If you reorder things with CSS, make sure the tab order remains logical.

Allow the user to skip over repeating content

There should at least be a skip link at the start of the page that will skip the main navigation. If there are other repeating materials or blocks on the page, you should provide a method for bypassing them as well.

Slides, accordions, and tabs require attention

Pay extra attention to make sure you can use them with a screen reader and a keyboard. These elements are very often non-accessible and/or illogical for keyboard and screen reader users.

Dynamic content should be respectful to an assistive technology user

If your website has dynamic changes on the page, make sure the information will be passed on to screen readers as well. If you use aria-live attribute, avoid using the assertive value unless it is necessary. Otherwise, it might be confusing or at least annoying. The value "polite" is usually enough.

Hiding elements from assistive technologies

If you use CSS styles visibility: hidden or display: none, the element will be also hidden from assistive technologies. The same goes when you use the HTML5 attribute hidden. I added a link to WebAIM's article about this to the bottom of the page if you want more information about this.

ARIA provides aria-hidden attribute for excluding content from assistive technologies which is not visually hidden. Applying this attribute to an element removes it and all of its descendants from the accessibility tree with the exception of any element which is referred to via an aria-labelledby or aria-describedby attribute.
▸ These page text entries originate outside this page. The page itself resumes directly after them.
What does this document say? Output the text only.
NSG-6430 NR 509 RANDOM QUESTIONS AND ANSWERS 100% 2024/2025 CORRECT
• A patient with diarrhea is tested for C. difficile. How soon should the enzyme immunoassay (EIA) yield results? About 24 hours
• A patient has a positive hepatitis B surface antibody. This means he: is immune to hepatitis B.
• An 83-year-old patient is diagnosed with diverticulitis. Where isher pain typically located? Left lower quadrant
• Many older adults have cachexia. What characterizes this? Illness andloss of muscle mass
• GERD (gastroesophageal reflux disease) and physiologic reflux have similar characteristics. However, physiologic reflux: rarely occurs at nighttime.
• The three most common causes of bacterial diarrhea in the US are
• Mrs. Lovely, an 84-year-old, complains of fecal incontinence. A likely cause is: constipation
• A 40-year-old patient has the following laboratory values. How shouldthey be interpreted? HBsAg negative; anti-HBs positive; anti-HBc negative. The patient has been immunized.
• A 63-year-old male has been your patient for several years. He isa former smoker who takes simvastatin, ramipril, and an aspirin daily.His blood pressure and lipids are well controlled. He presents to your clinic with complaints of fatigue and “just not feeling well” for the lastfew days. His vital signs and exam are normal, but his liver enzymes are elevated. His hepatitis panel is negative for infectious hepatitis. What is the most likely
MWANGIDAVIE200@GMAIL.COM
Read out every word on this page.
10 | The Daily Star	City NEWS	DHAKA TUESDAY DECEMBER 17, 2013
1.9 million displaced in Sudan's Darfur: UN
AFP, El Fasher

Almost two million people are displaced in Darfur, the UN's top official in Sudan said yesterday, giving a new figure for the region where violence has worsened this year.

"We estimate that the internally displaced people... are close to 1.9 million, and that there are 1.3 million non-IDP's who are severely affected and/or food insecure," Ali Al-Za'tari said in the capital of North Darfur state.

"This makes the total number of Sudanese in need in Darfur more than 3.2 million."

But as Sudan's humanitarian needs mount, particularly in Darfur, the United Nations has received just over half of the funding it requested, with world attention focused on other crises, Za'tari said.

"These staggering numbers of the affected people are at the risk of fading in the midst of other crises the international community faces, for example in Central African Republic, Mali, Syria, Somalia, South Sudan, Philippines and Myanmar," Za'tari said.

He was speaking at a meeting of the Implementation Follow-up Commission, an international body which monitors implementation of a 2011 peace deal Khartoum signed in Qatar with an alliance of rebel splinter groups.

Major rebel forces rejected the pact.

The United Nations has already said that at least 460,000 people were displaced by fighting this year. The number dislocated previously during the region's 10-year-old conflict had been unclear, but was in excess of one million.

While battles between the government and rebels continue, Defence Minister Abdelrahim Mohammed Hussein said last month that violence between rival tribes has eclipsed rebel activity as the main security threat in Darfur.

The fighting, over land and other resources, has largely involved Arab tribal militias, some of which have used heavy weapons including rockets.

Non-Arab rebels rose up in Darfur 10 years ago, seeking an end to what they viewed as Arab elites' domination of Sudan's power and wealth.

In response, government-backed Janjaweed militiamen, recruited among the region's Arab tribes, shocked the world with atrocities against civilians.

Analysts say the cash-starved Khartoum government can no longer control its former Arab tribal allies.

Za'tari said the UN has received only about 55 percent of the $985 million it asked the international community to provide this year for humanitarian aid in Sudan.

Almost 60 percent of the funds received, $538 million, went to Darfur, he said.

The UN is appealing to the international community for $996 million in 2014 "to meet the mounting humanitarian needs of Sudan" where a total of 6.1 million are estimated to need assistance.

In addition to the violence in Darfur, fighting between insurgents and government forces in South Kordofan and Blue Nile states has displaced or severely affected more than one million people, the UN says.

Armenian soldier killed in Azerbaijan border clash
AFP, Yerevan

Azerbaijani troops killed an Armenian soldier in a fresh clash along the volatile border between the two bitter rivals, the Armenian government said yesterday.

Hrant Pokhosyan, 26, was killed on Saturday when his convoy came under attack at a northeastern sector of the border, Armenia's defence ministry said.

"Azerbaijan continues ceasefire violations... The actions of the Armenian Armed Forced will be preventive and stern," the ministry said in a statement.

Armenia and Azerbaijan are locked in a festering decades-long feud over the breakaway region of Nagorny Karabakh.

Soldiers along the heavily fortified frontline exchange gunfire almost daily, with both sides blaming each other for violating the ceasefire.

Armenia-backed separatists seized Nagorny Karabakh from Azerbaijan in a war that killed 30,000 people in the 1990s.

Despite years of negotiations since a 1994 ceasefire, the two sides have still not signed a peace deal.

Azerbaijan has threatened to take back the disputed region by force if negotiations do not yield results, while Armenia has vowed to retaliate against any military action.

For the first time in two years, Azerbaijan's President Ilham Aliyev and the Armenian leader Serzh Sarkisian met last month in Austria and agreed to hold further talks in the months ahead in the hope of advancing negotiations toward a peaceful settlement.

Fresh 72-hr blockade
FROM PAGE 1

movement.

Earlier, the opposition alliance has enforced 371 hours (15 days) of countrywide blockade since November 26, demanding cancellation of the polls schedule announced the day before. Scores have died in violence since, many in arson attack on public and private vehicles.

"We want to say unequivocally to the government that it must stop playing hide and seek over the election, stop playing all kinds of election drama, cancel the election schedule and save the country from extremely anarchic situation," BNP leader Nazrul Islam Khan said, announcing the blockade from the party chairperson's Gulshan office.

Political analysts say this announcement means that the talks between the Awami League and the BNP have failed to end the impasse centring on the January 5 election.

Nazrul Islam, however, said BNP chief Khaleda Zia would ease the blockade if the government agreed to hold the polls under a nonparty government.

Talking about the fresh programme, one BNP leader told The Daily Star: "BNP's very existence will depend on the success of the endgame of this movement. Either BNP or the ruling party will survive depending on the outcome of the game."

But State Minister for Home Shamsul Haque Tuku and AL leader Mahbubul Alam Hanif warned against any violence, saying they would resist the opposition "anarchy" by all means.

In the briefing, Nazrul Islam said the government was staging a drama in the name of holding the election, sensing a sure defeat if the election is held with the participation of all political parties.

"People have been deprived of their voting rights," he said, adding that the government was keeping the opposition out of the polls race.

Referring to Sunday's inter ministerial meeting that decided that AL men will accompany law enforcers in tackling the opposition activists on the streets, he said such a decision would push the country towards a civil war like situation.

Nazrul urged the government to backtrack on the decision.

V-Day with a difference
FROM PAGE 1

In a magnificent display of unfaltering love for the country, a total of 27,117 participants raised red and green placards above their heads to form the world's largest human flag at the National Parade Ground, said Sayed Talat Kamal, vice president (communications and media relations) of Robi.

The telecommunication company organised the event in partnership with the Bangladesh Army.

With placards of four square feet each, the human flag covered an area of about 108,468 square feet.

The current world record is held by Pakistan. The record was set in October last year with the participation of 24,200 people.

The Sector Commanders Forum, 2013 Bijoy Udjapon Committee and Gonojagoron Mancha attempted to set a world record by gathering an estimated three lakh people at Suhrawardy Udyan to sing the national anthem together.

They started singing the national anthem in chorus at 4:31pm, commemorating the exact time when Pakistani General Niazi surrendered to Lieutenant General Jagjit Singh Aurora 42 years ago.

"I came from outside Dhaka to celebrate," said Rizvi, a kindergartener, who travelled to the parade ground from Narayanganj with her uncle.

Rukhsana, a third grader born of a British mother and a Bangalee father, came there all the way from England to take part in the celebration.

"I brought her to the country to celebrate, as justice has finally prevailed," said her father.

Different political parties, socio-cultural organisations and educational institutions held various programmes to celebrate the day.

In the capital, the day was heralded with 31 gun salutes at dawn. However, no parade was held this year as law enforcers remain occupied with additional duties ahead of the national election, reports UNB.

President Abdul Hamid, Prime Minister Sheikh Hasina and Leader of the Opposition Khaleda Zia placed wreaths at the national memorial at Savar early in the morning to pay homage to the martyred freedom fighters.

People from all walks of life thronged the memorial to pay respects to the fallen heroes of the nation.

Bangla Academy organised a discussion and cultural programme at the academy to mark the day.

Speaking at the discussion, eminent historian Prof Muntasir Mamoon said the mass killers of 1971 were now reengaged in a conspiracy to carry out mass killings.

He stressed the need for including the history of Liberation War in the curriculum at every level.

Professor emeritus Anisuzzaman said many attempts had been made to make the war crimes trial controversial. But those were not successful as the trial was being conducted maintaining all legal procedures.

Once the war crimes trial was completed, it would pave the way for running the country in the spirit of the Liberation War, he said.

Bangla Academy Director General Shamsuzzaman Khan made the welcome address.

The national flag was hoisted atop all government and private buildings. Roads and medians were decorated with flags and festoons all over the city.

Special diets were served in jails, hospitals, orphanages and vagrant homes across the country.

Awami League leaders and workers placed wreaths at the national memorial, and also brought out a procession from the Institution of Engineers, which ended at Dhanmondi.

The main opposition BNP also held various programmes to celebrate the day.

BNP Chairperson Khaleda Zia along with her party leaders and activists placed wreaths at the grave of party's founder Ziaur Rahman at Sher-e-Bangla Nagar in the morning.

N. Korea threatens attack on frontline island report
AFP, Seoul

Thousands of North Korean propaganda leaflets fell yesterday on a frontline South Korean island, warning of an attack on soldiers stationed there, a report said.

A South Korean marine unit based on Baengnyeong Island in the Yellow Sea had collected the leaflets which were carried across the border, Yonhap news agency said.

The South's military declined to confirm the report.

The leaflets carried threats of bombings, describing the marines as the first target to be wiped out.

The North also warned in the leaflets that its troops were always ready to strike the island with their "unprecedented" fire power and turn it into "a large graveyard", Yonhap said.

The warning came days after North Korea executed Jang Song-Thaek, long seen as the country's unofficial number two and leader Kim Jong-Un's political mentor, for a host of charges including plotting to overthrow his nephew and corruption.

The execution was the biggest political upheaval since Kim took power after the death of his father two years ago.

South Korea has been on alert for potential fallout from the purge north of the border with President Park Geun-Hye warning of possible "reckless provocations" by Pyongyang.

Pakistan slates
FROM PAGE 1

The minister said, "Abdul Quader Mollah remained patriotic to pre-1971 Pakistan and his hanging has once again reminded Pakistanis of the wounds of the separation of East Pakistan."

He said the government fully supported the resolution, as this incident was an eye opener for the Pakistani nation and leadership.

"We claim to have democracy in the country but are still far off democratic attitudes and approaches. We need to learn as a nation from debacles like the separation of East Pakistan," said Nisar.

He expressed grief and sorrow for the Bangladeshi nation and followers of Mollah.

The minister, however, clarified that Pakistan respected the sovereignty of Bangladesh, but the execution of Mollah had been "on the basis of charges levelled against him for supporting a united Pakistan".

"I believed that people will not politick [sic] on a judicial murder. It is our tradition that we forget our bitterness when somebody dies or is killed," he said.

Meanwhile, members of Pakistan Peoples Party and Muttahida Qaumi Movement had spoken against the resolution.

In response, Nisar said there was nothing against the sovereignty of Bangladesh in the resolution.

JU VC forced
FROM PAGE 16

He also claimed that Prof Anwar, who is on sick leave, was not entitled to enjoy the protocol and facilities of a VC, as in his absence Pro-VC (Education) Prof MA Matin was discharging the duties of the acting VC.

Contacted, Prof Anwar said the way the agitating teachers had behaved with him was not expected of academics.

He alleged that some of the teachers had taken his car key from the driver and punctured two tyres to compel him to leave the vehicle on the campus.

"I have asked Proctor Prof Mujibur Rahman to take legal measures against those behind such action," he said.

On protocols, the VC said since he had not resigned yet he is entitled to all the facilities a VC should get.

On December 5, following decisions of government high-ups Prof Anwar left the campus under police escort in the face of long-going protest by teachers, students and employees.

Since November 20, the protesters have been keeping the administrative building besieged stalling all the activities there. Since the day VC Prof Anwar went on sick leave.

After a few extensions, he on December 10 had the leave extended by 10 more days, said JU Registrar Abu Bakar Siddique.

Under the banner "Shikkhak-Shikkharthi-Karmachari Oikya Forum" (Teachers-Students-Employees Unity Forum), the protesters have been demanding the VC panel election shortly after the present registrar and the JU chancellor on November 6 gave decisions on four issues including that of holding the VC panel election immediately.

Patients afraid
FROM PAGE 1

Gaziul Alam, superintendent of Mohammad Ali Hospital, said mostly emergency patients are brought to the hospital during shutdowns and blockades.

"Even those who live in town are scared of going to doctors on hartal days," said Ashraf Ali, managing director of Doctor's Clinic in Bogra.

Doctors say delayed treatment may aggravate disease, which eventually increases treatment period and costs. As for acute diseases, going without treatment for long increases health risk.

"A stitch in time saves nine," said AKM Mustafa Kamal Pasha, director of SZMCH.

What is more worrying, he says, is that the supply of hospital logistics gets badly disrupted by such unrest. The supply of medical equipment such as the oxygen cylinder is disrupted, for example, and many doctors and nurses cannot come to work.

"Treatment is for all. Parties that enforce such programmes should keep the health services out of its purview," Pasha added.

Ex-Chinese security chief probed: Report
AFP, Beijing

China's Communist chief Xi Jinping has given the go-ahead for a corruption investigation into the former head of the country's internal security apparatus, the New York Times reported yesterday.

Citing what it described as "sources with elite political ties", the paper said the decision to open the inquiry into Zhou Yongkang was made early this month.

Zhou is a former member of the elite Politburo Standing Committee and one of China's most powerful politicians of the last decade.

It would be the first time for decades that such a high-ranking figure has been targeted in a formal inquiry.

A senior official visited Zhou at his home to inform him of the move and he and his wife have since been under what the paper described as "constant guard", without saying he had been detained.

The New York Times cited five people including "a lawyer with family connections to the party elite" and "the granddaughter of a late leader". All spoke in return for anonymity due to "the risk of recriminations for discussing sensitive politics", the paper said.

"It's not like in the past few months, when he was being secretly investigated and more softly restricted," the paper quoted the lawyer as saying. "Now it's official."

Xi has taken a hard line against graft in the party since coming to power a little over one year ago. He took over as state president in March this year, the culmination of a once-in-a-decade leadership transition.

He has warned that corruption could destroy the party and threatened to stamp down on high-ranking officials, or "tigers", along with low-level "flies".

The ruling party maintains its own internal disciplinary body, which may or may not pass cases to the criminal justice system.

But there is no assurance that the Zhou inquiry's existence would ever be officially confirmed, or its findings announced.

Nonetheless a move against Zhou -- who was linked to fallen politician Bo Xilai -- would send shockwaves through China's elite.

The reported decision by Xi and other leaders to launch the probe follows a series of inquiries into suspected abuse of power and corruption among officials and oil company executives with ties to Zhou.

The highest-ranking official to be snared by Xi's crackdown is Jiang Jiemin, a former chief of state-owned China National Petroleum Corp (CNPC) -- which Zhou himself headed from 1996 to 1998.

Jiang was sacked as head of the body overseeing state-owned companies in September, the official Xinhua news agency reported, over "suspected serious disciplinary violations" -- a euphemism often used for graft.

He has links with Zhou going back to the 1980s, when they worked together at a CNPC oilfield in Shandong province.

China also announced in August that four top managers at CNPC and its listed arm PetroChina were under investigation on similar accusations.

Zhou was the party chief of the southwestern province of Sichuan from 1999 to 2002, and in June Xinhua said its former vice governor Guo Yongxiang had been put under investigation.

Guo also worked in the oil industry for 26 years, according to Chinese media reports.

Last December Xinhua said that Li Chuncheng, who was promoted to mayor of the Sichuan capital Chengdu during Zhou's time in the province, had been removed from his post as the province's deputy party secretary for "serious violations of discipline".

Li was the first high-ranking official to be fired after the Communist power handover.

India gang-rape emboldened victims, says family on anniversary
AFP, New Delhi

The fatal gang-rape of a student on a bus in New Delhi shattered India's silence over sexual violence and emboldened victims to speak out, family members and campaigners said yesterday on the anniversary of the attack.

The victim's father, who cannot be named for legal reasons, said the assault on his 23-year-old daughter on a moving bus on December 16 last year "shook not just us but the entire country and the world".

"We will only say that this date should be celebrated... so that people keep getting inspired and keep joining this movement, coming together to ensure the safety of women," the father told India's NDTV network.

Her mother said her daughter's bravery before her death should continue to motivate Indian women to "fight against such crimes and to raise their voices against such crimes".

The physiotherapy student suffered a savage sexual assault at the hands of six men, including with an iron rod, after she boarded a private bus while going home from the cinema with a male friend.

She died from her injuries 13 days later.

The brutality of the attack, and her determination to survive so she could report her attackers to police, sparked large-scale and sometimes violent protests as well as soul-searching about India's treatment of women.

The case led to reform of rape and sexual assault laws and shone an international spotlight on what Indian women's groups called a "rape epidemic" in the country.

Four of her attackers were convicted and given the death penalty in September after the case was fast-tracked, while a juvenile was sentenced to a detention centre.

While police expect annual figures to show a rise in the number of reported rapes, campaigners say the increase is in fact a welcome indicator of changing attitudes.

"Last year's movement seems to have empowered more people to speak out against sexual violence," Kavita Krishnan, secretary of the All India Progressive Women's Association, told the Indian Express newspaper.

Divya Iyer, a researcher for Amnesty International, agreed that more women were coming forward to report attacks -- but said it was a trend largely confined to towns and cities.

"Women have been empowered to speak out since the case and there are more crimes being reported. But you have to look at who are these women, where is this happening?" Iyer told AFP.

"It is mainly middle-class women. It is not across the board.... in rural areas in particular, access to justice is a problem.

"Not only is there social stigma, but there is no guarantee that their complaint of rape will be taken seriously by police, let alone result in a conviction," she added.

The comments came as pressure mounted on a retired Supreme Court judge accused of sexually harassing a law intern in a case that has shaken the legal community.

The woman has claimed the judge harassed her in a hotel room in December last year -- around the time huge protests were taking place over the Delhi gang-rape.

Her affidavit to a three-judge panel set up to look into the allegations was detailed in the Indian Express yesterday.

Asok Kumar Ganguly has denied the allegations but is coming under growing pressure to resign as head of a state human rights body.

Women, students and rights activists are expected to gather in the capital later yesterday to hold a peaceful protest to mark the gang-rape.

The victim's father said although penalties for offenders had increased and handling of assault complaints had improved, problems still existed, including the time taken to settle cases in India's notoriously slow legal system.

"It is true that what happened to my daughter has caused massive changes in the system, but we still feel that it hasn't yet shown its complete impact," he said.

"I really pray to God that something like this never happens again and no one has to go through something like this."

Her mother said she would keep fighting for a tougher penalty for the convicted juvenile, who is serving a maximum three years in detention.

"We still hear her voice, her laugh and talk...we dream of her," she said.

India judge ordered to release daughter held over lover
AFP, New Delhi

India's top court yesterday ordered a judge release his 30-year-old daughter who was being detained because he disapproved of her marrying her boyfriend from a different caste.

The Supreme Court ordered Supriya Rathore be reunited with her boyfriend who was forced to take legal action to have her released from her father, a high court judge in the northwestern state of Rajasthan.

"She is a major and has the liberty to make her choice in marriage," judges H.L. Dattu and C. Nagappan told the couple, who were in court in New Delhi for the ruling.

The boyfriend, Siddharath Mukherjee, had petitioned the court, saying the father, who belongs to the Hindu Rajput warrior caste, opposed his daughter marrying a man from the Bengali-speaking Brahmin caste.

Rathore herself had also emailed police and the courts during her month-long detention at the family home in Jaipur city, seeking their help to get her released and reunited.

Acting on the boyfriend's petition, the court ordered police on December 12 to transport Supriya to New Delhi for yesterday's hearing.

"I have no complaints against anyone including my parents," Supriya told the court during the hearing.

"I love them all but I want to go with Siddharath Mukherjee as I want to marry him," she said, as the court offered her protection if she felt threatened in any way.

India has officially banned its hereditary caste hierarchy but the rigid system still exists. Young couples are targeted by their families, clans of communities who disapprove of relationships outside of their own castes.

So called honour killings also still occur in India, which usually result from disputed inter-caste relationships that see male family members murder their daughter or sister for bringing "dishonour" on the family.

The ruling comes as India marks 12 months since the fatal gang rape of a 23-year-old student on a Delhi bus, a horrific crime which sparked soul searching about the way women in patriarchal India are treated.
Hiding an element visually but not from the accessibility tree

An element, which is not visually rendered but not explicitly hidden, is still included in the accessibility tree. For example:

.screenreadercanseethis { height: 1px; left: -10000px; overflow: hidden; position: absolute; width: 1px; }

It's also possible to provide screen reader only text via ARIA, for example with aria-label, aria-labelledby or aria-desbribedby attributes.


The tabindex attribute indicates that its element can be focused and where it participates in sequential keyboard navigation.

The tabindex accepts an integer as a value, with different results depending on the integer's value:

  • A negative value, usually tabindex="-1"
    • not in the natural tab order
    • can be programmatically focused with focus() method
  • tabindex="0"
    • in the natural tab order
    • can be programmatically focused
  • A positive value, like tabindex="5"
    • in the natural tab order
    • jumped to the front of the tab order, tabindex="4" is focused before tabindex="5"
    • max value for tabindex is 32767, not that you should need it.

A negative value is useful when you have off-screen content that appears on a specific event. The user won't be able to focus any element with a negative tabindex using the keyboard.

Avoid using positive tabindex values. Using them can be confusing for screen reader users. It's better to write the document with the elements in a logical sequence.

As a general rule, you shouldn't add tabindex to your site but an exception is when you manipulate the page in response to a user action. For example, a single page app where the navigation menu items change the content on the page without doing a full page refresh. In this kind of a case, you would want to give the content headers tabindex="-1" so they don't appear in the natural tab order and call their focus method after the user has taken their action. This is called managing focus. It's a technique that keeps the user's interactive context in sync with the visual representation of the site.